Partial differential equations (PDEs) with random coefficients are used in computer simulations of physical processes in science, engineering and industry applications with uncertain data. The goal is to obtain quantitative statements on the effect of input data uncertainties for a comprehensive evaluation of simulation results. However, these equations are formulated in a physical domain coupled with a sample space generated by random parameters and are thus very computing-intensive.
We outline the key computational challenges by discussing a model elliptic PDE of single phase subsurface flow in random media. In this application the coefficients are often rough, highly variable and require a large number of random parameters which puts a limit on all existing discretisation methods. To overcome these limits we employ multilevel Monte Carlo (MLMC), a novel variance reduction technique which uses samples computed on a hierarchy of physical grids. In particular, we combine MLMC with mixed finite element discretisations to calculate travel times of particles in groundwater flows.
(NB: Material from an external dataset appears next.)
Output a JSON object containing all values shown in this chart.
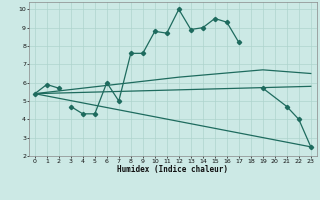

For coefficients which can be parameterised by a small number of random variables we employ spectral stochastic Galerkin (SG) methods which give rise to a coupled system of deterministic PDEs. Since the standard SG formulation of the model elliptic PDE requires expensive matrix-vector products we reformulate it as a convection-diffusion problem with random convective velocity. We construct and analyse block-diagonal preconditioners for the nonsymmetric Galerkin matrix for use with Krylov subspace methods such as GMRES.